A unos metros de las dos muchachas comienza el vallado que ordena el tránsito de los que esperan entrar a la iglesia. Detrás del cerco hay dos filas, una más rápida, otra muy lenta. “Esta vez todos avanzan más rápido que otros años”, dice uno de los voluntarios, encargado de organizar el asunto de las colas. Para algunos, esa velocidad fue uno de los indicadores de la caída en la cantidad de gente. “Es probable que hoy haya un poco menos”, decía a la tarde monseñor Jorge Lozano, obispo del
Vicariato de Devoto.

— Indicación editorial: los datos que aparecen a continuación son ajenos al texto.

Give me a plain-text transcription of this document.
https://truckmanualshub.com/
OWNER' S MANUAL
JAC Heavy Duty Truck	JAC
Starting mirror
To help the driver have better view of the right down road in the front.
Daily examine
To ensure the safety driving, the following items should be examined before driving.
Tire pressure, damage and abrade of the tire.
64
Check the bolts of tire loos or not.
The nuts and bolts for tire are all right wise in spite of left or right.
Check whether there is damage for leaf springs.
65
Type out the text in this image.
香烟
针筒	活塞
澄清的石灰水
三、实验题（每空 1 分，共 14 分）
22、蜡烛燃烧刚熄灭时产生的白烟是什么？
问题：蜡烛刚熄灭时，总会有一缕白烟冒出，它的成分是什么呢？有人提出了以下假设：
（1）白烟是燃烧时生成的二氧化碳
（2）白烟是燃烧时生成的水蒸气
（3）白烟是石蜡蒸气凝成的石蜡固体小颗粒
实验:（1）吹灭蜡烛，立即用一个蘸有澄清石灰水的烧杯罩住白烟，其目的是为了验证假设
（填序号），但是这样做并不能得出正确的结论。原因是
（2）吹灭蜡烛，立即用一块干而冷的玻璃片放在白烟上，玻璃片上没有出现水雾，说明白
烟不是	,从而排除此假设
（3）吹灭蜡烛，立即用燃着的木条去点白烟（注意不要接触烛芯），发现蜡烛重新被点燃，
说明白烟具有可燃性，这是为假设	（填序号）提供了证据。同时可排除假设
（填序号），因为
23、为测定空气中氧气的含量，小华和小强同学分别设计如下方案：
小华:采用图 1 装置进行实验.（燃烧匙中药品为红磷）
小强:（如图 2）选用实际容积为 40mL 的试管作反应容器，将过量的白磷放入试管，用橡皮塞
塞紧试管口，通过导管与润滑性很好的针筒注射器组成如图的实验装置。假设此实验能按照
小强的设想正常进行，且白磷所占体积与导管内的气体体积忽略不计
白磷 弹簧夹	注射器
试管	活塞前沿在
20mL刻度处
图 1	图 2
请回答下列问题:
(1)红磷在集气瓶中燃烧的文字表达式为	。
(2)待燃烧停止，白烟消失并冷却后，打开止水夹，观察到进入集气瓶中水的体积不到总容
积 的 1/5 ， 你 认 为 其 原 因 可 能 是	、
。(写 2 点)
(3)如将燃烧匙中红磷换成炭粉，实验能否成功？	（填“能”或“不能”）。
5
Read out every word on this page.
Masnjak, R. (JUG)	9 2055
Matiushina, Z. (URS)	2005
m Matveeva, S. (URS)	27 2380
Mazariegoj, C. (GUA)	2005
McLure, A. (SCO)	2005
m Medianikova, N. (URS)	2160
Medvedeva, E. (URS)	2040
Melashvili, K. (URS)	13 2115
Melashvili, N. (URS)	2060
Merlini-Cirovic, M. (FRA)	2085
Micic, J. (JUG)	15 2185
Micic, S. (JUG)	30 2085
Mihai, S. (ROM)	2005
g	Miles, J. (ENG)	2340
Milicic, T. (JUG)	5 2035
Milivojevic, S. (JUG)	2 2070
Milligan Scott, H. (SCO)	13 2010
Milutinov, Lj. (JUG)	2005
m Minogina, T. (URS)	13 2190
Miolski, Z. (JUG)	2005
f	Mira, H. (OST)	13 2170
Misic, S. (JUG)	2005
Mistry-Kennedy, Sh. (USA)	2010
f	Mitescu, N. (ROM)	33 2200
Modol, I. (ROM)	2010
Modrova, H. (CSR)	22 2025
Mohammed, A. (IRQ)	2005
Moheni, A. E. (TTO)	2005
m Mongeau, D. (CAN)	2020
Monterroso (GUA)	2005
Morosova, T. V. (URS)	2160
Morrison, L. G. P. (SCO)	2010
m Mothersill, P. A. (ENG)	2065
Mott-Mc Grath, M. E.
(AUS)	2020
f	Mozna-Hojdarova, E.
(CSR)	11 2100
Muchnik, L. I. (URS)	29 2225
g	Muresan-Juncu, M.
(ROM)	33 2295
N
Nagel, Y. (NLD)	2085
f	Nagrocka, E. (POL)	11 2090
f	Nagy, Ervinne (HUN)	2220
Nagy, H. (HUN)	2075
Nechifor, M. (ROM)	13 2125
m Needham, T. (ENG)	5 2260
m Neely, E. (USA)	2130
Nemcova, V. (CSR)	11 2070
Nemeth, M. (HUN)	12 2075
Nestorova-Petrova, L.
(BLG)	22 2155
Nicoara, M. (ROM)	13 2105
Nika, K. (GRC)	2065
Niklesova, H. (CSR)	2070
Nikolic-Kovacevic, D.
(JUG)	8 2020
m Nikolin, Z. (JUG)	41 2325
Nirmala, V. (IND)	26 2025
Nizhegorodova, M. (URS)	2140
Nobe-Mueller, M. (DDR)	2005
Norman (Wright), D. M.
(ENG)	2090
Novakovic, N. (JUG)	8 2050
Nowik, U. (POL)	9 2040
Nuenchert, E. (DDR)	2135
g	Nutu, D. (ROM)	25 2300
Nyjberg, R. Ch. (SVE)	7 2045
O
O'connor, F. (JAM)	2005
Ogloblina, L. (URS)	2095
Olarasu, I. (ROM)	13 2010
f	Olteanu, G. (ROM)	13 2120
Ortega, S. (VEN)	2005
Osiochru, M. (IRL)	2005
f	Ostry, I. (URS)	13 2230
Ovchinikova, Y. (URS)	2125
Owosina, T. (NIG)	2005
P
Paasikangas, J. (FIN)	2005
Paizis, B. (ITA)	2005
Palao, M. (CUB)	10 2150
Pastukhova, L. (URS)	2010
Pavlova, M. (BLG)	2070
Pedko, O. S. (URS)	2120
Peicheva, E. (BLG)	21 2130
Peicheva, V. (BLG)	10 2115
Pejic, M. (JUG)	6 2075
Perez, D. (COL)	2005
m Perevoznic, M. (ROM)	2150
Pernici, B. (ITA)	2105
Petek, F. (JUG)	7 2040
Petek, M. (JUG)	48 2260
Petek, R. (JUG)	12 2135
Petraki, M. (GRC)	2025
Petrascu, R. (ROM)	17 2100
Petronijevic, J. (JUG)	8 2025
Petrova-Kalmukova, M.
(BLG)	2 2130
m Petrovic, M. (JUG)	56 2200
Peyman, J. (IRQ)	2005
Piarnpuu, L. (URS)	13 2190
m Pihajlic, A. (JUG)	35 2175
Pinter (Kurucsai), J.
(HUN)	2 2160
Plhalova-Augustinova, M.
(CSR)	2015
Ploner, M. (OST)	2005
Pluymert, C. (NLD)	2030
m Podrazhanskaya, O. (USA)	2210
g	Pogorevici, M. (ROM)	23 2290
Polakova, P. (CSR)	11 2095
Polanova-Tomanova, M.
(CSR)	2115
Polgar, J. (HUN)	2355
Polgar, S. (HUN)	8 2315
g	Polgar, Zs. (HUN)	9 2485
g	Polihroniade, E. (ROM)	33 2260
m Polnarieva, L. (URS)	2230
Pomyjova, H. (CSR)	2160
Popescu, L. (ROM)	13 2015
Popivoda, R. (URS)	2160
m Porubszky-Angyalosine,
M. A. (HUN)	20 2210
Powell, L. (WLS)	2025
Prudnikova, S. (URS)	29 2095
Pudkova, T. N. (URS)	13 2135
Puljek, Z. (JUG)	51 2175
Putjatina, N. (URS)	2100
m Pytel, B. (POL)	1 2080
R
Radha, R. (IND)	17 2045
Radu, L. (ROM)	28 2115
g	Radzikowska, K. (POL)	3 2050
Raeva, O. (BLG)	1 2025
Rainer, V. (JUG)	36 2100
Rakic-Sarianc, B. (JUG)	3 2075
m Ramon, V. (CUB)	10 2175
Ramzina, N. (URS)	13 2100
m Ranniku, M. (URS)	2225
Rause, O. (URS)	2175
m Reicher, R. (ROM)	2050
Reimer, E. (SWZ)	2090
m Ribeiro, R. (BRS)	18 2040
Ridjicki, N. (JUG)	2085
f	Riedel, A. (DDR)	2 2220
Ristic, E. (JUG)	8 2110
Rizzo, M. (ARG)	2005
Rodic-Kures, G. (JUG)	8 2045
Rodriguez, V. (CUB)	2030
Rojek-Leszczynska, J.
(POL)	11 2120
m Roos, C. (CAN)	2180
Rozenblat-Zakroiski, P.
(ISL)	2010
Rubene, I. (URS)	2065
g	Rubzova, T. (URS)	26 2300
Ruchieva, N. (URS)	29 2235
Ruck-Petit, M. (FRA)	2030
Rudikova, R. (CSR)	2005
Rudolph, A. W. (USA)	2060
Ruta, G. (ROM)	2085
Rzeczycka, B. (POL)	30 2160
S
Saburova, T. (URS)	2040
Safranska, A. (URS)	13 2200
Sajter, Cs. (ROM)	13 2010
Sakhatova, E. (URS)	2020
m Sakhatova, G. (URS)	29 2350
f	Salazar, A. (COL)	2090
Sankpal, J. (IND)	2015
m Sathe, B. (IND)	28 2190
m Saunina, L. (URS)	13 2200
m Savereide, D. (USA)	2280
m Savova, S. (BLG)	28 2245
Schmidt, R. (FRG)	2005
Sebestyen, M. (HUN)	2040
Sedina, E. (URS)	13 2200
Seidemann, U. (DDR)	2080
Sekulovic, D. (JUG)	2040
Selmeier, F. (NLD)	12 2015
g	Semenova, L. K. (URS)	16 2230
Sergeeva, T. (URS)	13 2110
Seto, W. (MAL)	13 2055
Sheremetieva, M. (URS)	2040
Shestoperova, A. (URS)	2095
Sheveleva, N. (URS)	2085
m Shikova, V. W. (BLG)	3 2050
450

Para Lozano, la causa fue la crisis: “Algunos antes llegaban con su familia, esta vez lo hicieron solos”. El boleto del colectivo es muy caro para todos.
En tanto, en la cola, una mujer tira del brazo de uno de los voluntarios:
–¿Puedo pasar? –le pide. Pero él no responde. La mujer se queda ahí esperando y ahora sí, él va explicando que nadie puede meterse en la fila, ni a ver al santo sin esperar. La mujer, que ya es abuela, debería hacer la cola y para eso retroceder quince cuadras hasta alcanzar la punta sobre los bordes de la cancha de Vélez.
–No puedo, a esta edad... –dice enseguida ella, a punto de desinflarse–. María Hortensia Prado, así se presenta, tiene unos ochenta años y más ganas de entrar a la iglesia que otros años. Esta vez, dirá más tarde, el motivo es fundamental: su esposo se murió hace catorce días. Después de eso no explica más, no puede, se queda llorando.
Pocos minutos más tarde, ella habrá podido entrar, pero quien no lo consigue es ese hombre fornido que ahora avanza sobre el voluntario:
–¿Puedo entrar? –pregunta y la respuesta para Juan Aragón, 46 años, desocupado y obrero metalúrgico con 20 años de fábrica, será irremediablemente un “no”. “¿Qué vengo a pedir acá? –dice–. Lo que vienen a pedir todos: trabajo.” Y enseguida explica lo efectivo de un trámite ante San Cayetano: “Vengo acá, en Plaza de Mayo no pido, primero por el problema del sistema monetario: no tengo una sola moneda”.